DT-Explorer / docs /sae_steering.md
sadhumitha-s's picture
feat: implement NLA explainer and universality probe and refactor path patching engine
8577352
# SAEs and Activation Steering
Sparse Autoencoders (SAEs) allow us to decompose the residual stream into human-interpretable features, while steering allows us to manipulate those features to change agent behavior.
## Sparse Autoencoders (SAE)
An SAE decomposes activations into a set of "monosemantic" features. By projecting dense vectors into a higher-dimensional space, we find latents that correspond to specific concepts (e.g., "Wall ahead").
### TopK SAEs
Instead of using an L1 penalty to force sparsity, we use **TopK SAEs**. These restrict the model to exactly $k$ active features per input.
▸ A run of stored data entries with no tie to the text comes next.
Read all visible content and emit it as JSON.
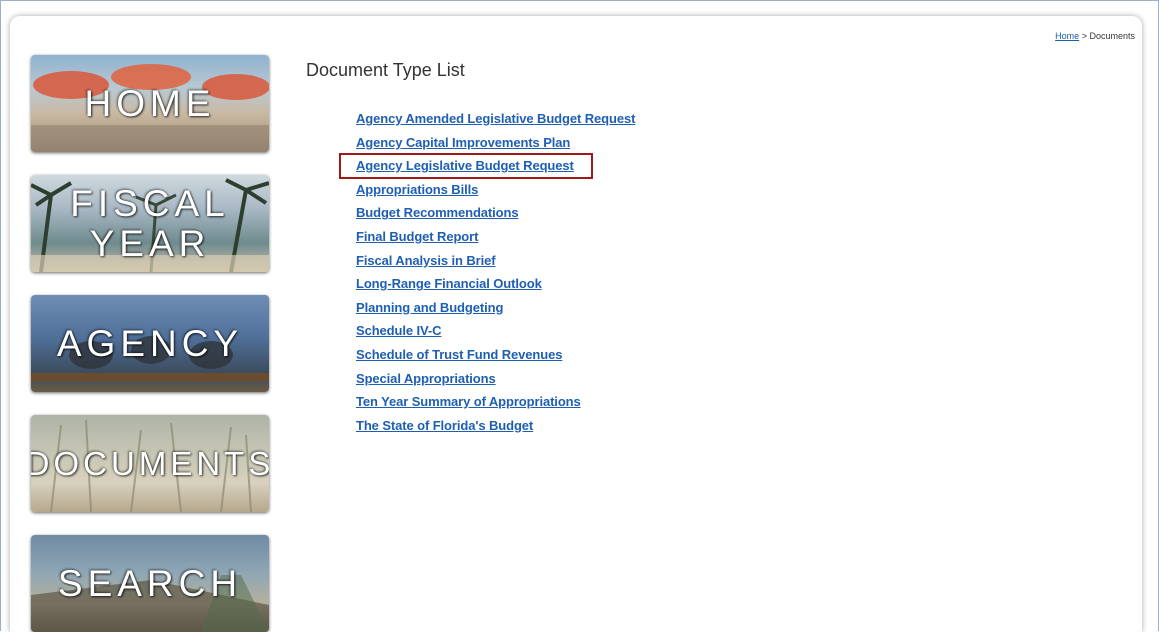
{
  "breadcrumb": {
    "home": "Home",
    "separator": ">",
    "current": "Documents"
  },
  "nav": [
    {
      "label": "HOME"
    },
    {
      "label": "FISCAL YEAR"
    },
    {
      "label": "AGENCY"
    },
    {
      "label": "DOCUMENTS"
    },
    {
      "label": "SEARCH"
    }
  ],
  "main": {
    "title": "Document Type List",
    "documents": [
      "Agency Amended Legislative Budget Request",
      "Agency Capital Improvements Plan",
      "Agency Legislative Budget Request",
      "Appropriations Bills",
      "Budget Recommendations",
      "Final Budget Report",
      "Fiscal Analysis in Brief",
      "Long-Range Financial Outlook",
      "Planning and Budgeting",
      "Schedule IV-C",
      "Schedule of Trust Fund Revenues",
      "Special Appropriations",
      "Ten Year Summary of Appropriations",
      "The State of Florida's Budget"
    ],
    "highlighted_index": 2
  },
  "colors": {
    "link": "#1f5fb3",
    "highlight_border": "#a01818"
  }
}
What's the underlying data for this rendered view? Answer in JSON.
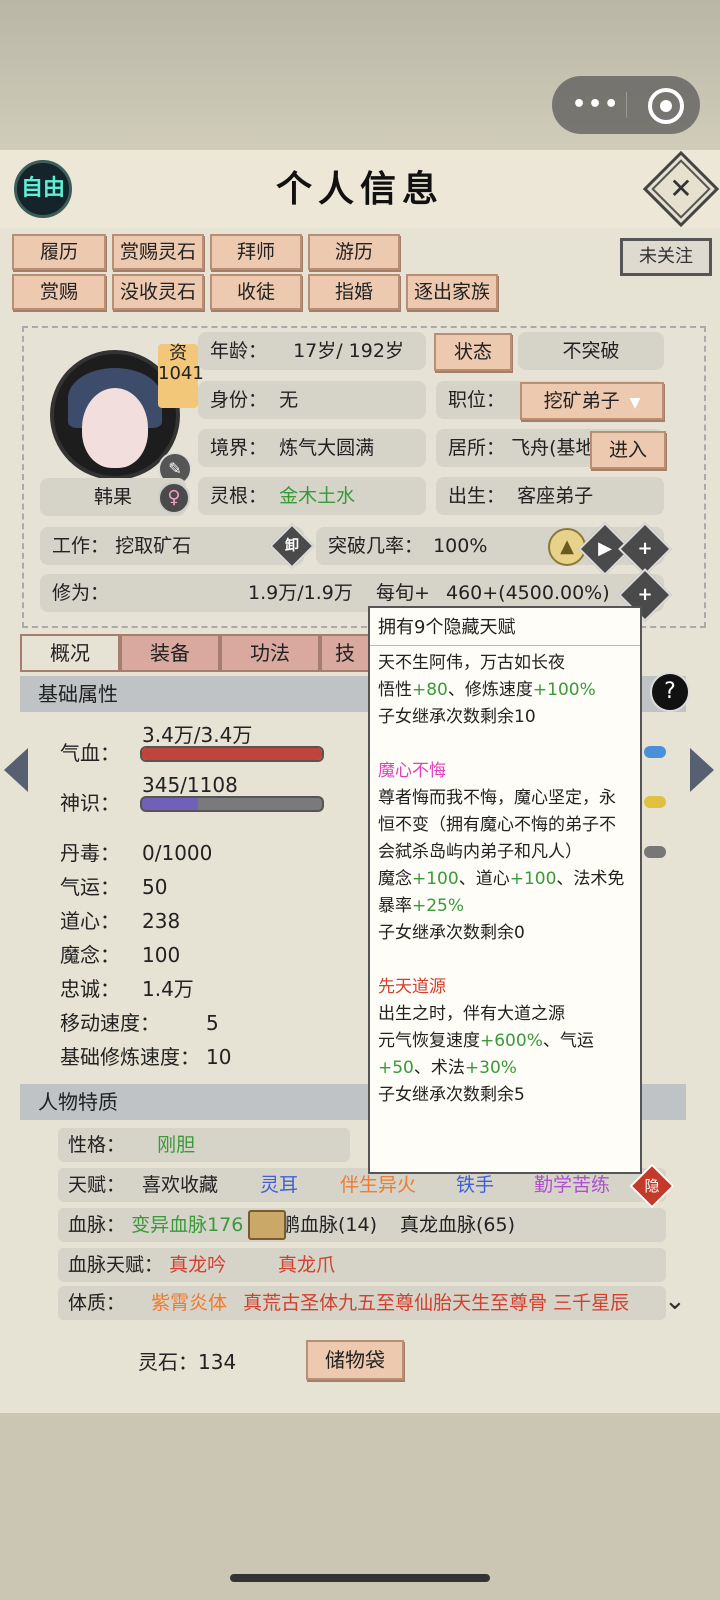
{
  "header": {
    "title": "个人信息",
    "free_label": "自由",
    "close_label": "✕"
  },
  "follow_label": "未关注",
  "actions_row1": [
    "履历",
    "赏赐灵石",
    "拜师",
    "游历"
  ],
  "actions_row2": [
    "赏赐",
    "没收灵石",
    "收徒",
    "指婚",
    "逐出家族"
  ],
  "profile": {
    "zi_label": "资",
    "zi_value": "1041",
    "name": "韩果",
    "gender_icon": "♀",
    "age_label": "年龄：",
    "age_value": "17岁/ 192岁",
    "status_button": "状态",
    "breakthrough_state": "不突破",
    "identity_label": "身份：",
    "identity_value": "无",
    "position_label": "职位：",
    "position_value": "挖矿弟子",
    "realm_label": "境界：",
    "realm_value": "炼气大圆满",
    "residence_label": "居所：",
    "residence_value": "飞舟(基地",
    "enter_button": "进入",
    "root_label": "灵根：",
    "root_value": "金木土水",
    "birth_label": "出生：",
    "birth_value": "客座弟子",
    "work_label": "工作：",
    "work_value": "挖取矿石",
    "unload_label": "卸",
    "break_rate_label": "突破几率：",
    "break_rate_value": "100%",
    "cultivation_label": "修为：",
    "cultivation_value": "1.9万/1.9万",
    "per_tick_label": "每旬+",
    "per_tick_value": "460+(4500.00%)"
  },
  "tabs": [
    "概况",
    "装备",
    "功法",
    "技"
  ],
  "basic": {
    "section_title": "基础属性",
    "hp_label": "气血：",
    "hp_value": "3.4万/3.4万",
    "hp_fraction": 1.0,
    "sense_label": "神识：",
    "sense_value": "345/1108",
    "sense_fraction": 0.31,
    "stats": [
      {
        "label": "丹毒：",
        "value": "0/1000"
      },
      {
        "label": "气运：",
        "value": "50"
      },
      {
        "label": "道心：",
        "value": "238"
      },
      {
        "label": "魔念：",
        "value": "100"
      },
      {
        "label": "忠诚：",
        "value": "1.4万"
      },
      {
        "label": "移动速度：",
        "value": "5"
      },
      {
        "label": "基础修炼速度：",
        "value": "10"
      }
    ]
  },
  "traits": {
    "section_title": "人物特质",
    "personality_label": "性格：",
    "personality_value": "刚胆",
    "talent_label": "天赋：",
    "talents": [
      "喜欢收藏",
      "灵耳",
      "伴生异火",
      "铁手",
      "勤学苦练"
    ],
    "hidden_label": "隐",
    "blood_label": "血脉：",
    "blood_1": "变异血脉176",
    "blood_2": "鲲鹏血脉(14)",
    "blood_3": "真龙血脉(65)",
    "blood_talent_label": "血脉天赋：",
    "blood_talents": [
      "真龙吟",
      "真龙爪"
    ],
    "constitution_label": "体质：",
    "constitution_1": "紫霄炎体",
    "constitution_rest": "真荒古圣体九五至尊仙胎天生至尊骨 三千星辰"
  },
  "bottom": {
    "spirit_label": "灵石：",
    "spirit_value": "134",
    "bag_button": "储物袋"
  },
  "tooltip": {
    "header": "拥有9个隐藏天赋",
    "t1_line1": "天不生阿伟，万古如长夜",
    "t1_a": "悟性",
    "t1_a_v": "+80",
    "t1_sep": "、修炼速度",
    "t1_b_v": "+100%",
    "t1_inherit": "子女继承次数剩余10",
    "t2_name": "魔心不悔",
    "t2_desc": "尊者悔而我不悔，魔心坚定，永恒不变（拥有魔心不悔的弟子不会弑杀岛屿内弟子和凡人）",
    "t2_a": "魔念",
    "t2_a_v": "+100",
    "t2_sep1": "、道心",
    "t2_b_v": "+100",
    "t2_sep2": "、法术免暴率",
    "t2_c_v": "+25%",
    "t2_inherit": "子女继承次数剩余0",
    "t3_name": "先天道源",
    "t3_desc": "出生之时，伴有大道之源",
    "t3_a": "元气恢复速度",
    "t3_a_v": "+600%",
    "t3_sep1": "、气运",
    "t3_b_v": "+50",
    "t3_sep2": "、术法",
    "t3_c_v": "+30%",
    "t3_inherit": "子女继承次数剩余5"
  }
}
This makes the internal logic cleaner and easier to analyze compared to standard ReLU SAEs.
### Natural Language Labeling (NLA)
To avoid manual inspection of thousands of features, we use an **NLA Explainer**. This tool takes the top activations for a feature and uses a Language Model to generate a human-readable label (e.g., "Feature #402: Activates when a red key is visible").
```mermaid
graph LR
Act[Dense Activation] --> Enc[Encoder]
Enc --> Lat[TopK Sparse Latents]
Lat --> NLA[LLM Labeling]
Lat --> Dec[Decoder]
Dec --> Rec[Reconstruction]
style Lat fill:#dfd,stroke:#333
```
## Activation Steering
Steering involves adding a "direction" vector to the model's activations to shift its behavior. This is often done using **Contrastive Activation Addition**.
### Steering Pipeline
1. **Collect States**: Gather activations for two contrasting behaviors (e.g., "Moving Fast" vs "Moving Slow").
2. **Compute Vector**: Calculate the difference between the mean activations of these two sets.
3. **Inject**: Add this vector (multiplied by a coefficient) to the model during inference.
```mermaid
graph TD
A[Mean Act: Behavior A] --> Diff[Steering Vector = A - B]
B[Mean Act: Behavior B] --> Diff
In[Current Input] --> Model[DT Model]
Diff -->|Add with Gain λ| Model
Model --> Out[Modified Behavior]
```
## Cross-Architecture Universality Probes
We use **Universality Probes** to check if features are model-specific or "universal" to the task. By comparing the SAE features of a Decision Transformer with the activations of a different model (like a DQN) trained on the same environment, we can identify shared representational spaces.
- **High Correlation**: Suggests the feature is a fundamental concept required to solve the task (e.g., "The concept of a wall").
- **Low Correlation**: Suggests the feature might be an artifact of the specific architecture or training algorithm.